Al jabonero cuarto le cortó otro apéndice. El toro, al que había recetado unos garbosos lances con el capote, fue mejorando conforme avanzaba la lidia. Creció en intensidad la faena, y Manzanares encontró la distancia oportuna y la altura justa para citar al animal, que acabó humillando en su persecución de la franela. La intensidad se fue elevando, con un público muy entregado. En la suerte suprema dejó un pinchazo hondo. Fue suficiente para que el toro, al que también se aplaudió en su último trayecto por la arena del ruedo, doblara.
Cual toro de la desaparecida, y añorada, vacada vallisoletana de los Hermanos Molero, el segundo de la tarde, primero de Roca Rey, mostró su pelo melocotón. Con almíbar en su juego, pero de tal flojedad que apenas permitió el lucimiento del peruano, desbordado por un viento inoportuno.
Se desquitó Roca Rey en el quinto. Jabonero. El de mayor romana de la tarde, con 562 kilos. Faena de marca registrada del joven espada. Inicio de rodillas con la muleta, con la vibración que emanaba de un toro con una pizca de genio, y con la intensidad del ansia de triunfo del coletudo. Tarea de dominio y efectismo por partes iguales, que culminó con un torero encimado, que pulsó el pin del delirio arrojando la muleta al suelo y quedándose, inmóvil, en la cara del astado. Estocada entera, algo desprendida, y dos orejas. Superó el palco la presión y no asomó un tercer pañuelo, que hubiera sido desproporcionado.
Negro, de clásico pelo, fue el tercero, al que Ginés Marín recetó, sin duda, los mejores lances de la tarde. Por colocación y cadencia. Un manejo excelente del capote. Fue, seguramente, el peor toro de los seis. Parado. Y, cuando no, al albur de un viento que desarbolada las intenciones del espada.
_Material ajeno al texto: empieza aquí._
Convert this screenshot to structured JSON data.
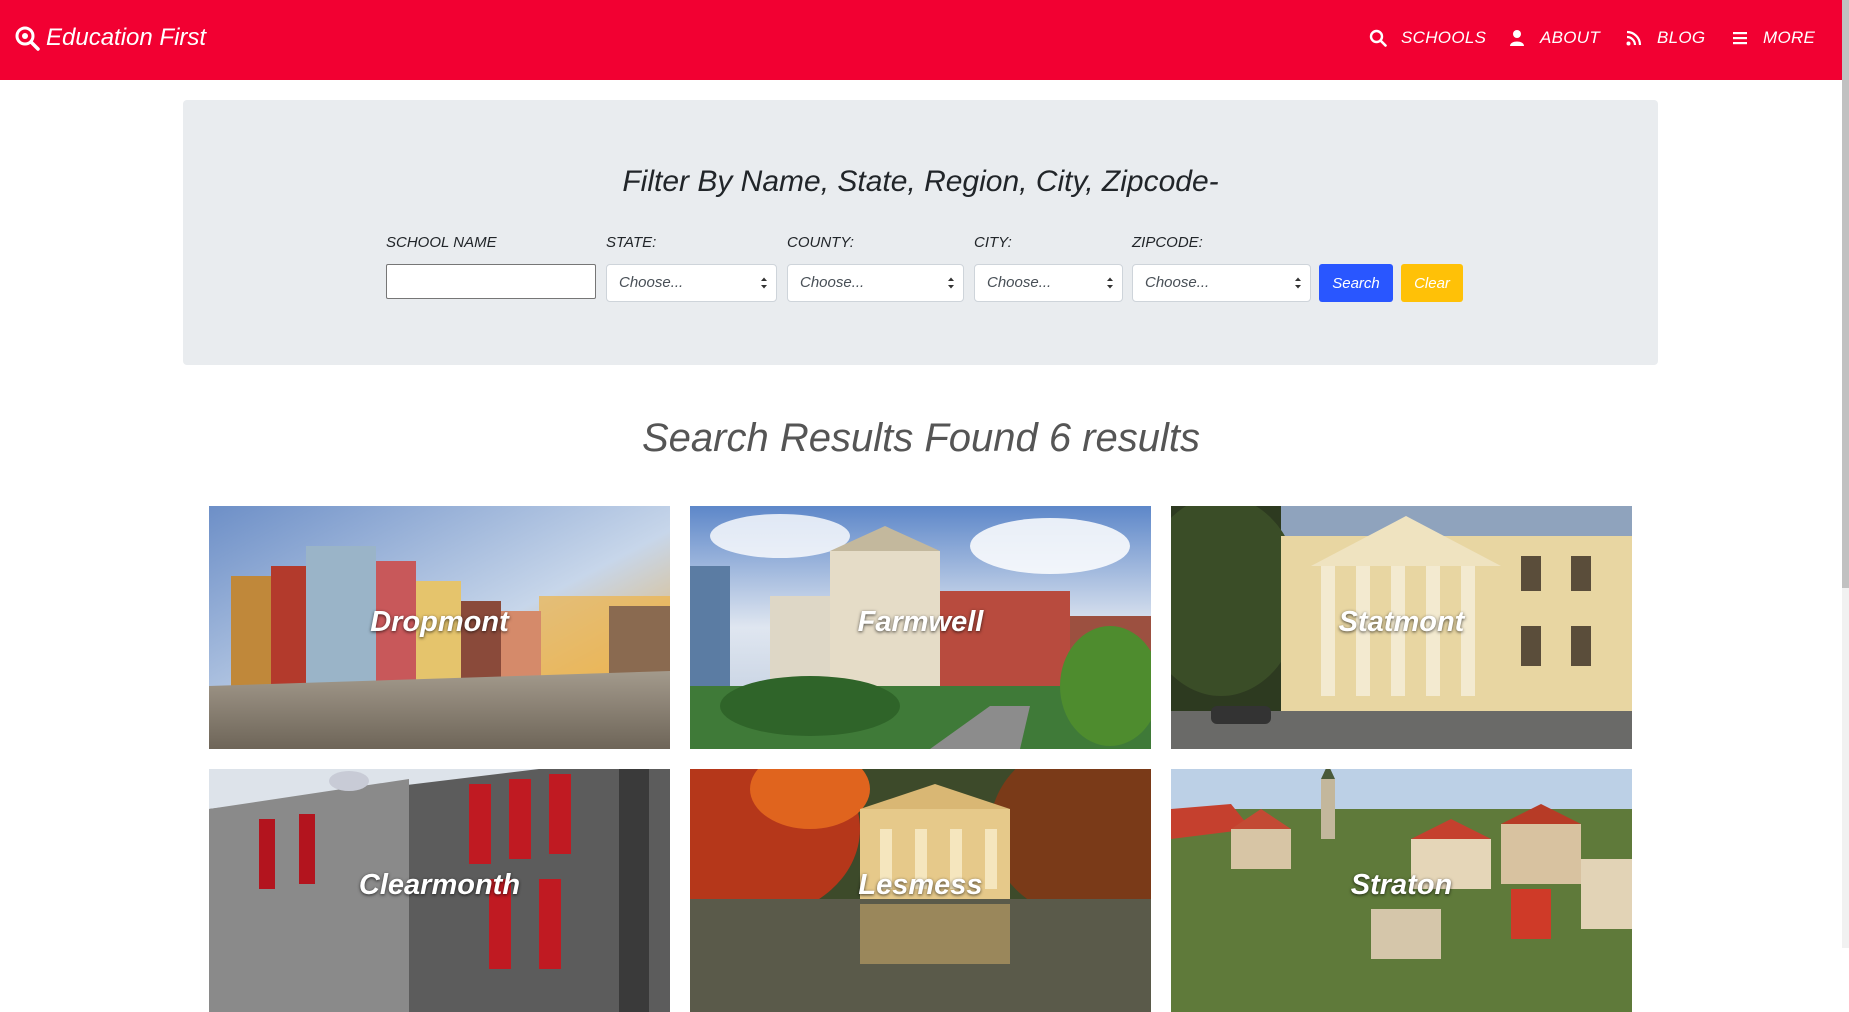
{
  "navbar": {
    "brand": "Education First",
    "brand_icon": "magnifier-icon",
    "items": [
      {
        "label": "SCHOOLS",
        "icon": "search-icon"
      },
      {
        "label": "ABOUT",
        "icon": "user-icon"
      },
      {
        "label": "BLOG",
        "icon": "rss-icon"
      },
      {
        "label": "MORE",
        "icon": "menu-icon"
      }
    ],
    "color": "#f20032"
  },
  "filter": {
    "title": "Filter By Name, State, Region, City, Zipcode-",
    "school_name_label": "SCHOOL NAME",
    "school_name_value": "",
    "state_label": "STATE:",
    "state_value": "Choose...",
    "county_label": "COUNTY:",
    "county_value": "Choose...",
    "city_label": "CITY:",
    "city_value": "Choose...",
    "zipcode_label": "ZIPCODE:",
    "zipcode_value": "Choose...",
    "search_label": "Search",
    "clear_label": "Clear",
    "search_color": "#2956ff",
    "clear_color": "#ffc107"
  },
  "results": {
    "heading": "Search Results Found 6 results",
    "cards": [
      {
        "name": "Dropmont"
      },
      {
        "name": "Farmwell"
      },
      {
        "name": "Statmont"
      },
      {
        "name": "Clearmonth"
      },
      {
        "name": "Lesmess"
      },
      {
        "name": "Straton"
      }
    ]
  }
}
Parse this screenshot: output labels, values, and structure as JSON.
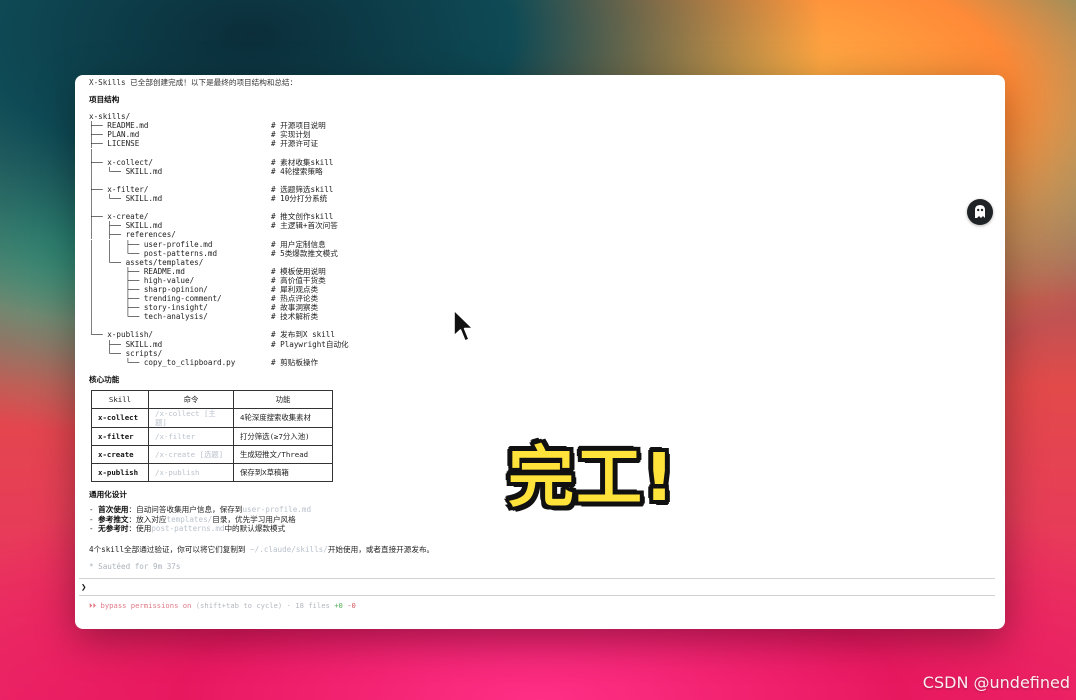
{
  "terminal": {
    "intro": "X-Skills 已全部创建完成！以下是最终的项目结构和总结：",
    "structure_heading": "项目结构",
    "tree": [
      {
        "path": "x-skills/",
        "comment": ""
      },
      {
        "path": "├── README.md",
        "comment": "# 开源项目说明"
      },
      {
        "path": "├── PLAN.md",
        "comment": "# 实现计划"
      },
      {
        "path": "├── LICENSE",
        "comment": "# 开源许可证"
      },
      {
        "path": "│",
        "comment": ""
      },
      {
        "path": "├── x-collect/",
        "comment": "# 素材收集skill"
      },
      {
        "path": "│   └── SKILL.md",
        "comment": "# 4轮搜索策略"
      },
      {
        "path": "│",
        "comment": ""
      },
      {
        "path": "├── x-filter/",
        "comment": "# 选题筛选skill"
      },
      {
        "path": "│   └── SKILL.md",
        "comment": "# 10分打分系统"
      },
      {
        "path": "│",
        "comment": ""
      },
      {
        "path": "├── x-create/",
        "comment": "# 推文创作skill"
      },
      {
        "path": "│   ├── SKILL.md",
        "comment": "# 主逻辑+首次问答"
      },
      {
        "path": "│   ├── references/",
        "comment": ""
      },
      {
        "path": "│   │   ├── user-profile.md",
        "comment": "# 用户定制信息"
      },
      {
        "path": "│   │   └── post-patterns.md",
        "comment": "# 5类爆款推文模式"
      },
      {
        "path": "│   └── assets/templates/",
        "comment": ""
      },
      {
        "path": "│       ├── README.md",
        "comment": "# 模板使用说明"
      },
      {
        "path": "│       ├── high-value/",
        "comment": "# 高价值干货类"
      },
      {
        "path": "│       ├── sharp-opinion/",
        "comment": "# 犀利观点类"
      },
      {
        "path": "│       ├── trending-comment/",
        "comment": "# 热点评论类"
      },
      {
        "path": "│       ├── story-insight/",
        "comment": "# 故事洞察类"
      },
      {
        "path": "│       └── tech-analysis/",
        "comment": "# 技术解析类"
      },
      {
        "path": "│",
        "comment": ""
      },
      {
        "path": "└── x-publish/",
        "comment": "# 发布到X skill"
      },
      {
        "path": "    ├── SKILL.md",
        "comment": "# Playwright自动化"
      },
      {
        "path": "    └── scripts/",
        "comment": ""
      },
      {
        "path": "        └── copy_to_clipboard.py",
        "comment": "# 剪贴板操作"
      }
    ],
    "features_heading": "核心功能",
    "table": {
      "headers": [
        "Skill",
        "命令",
        "功能"
      ],
      "rows": [
        {
          "skill": "x-collect",
          "command": "/x-collect [主题]",
          "function": "4轮深度搜索收集素材"
        },
        {
          "skill": "x-filter",
          "command": "/x-filter",
          "function": "打分筛选(≥7分入池)"
        },
        {
          "skill": "x-create",
          "command": "/x-create [选题]",
          "function": "生成短推文/Thread"
        },
        {
          "skill": "x-publish",
          "command": "/x-publish",
          "function": "保存到X草稿箱"
        }
      ]
    },
    "design_heading": "通用化设计",
    "design_items": [
      {
        "label": "首次使用",
        "pre": "：自动问答收集用户信息，保存到",
        "code": "user-profile.md",
        "post": ""
      },
      {
        "label": "参考推文",
        "pre": "：放入对应",
        "code": "templates/",
        "post": "目录，优先学习用户风格"
      },
      {
        "label": "无参考时",
        "pre": "：使用",
        "code": "post-patterns.md",
        "post": "中的默认爆款模式"
      }
    ],
    "summary_pre": "4个skill全部通过验证，你可以将它们复制到 ",
    "summary_code": "~/.claude/skills/",
    "summary_post": "开始使用，或者直接开源发布。",
    "cooked": "* Sautéed for 9m 37s",
    "prompt_symbol": "❯",
    "status": {
      "bypass": "⏵⏵ bypass permissions on",
      "hint": " (shift+tab to cycle) · 18 files ",
      "additions": "+0",
      "deletions": "-0"
    }
  },
  "overlay": {
    "done_text": "完工!",
    "watermark": "CSDN @undefined"
  }
}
Con el colorado que cerraba plaza, bravo, que fue de menos más, mostró Ginés Marín carácter e inteligencia. La lidia adecuada, el temple necesario y la garra oportuna para conectar con los tendidos. Superó Marín el obstáculo del viento, y ante un toro que hizo una pelea encastada en el caballo, se hizo dominador de una situación que exigía firmeza. Estocada hasta la gamuza, pañolada masiva y dos orejas.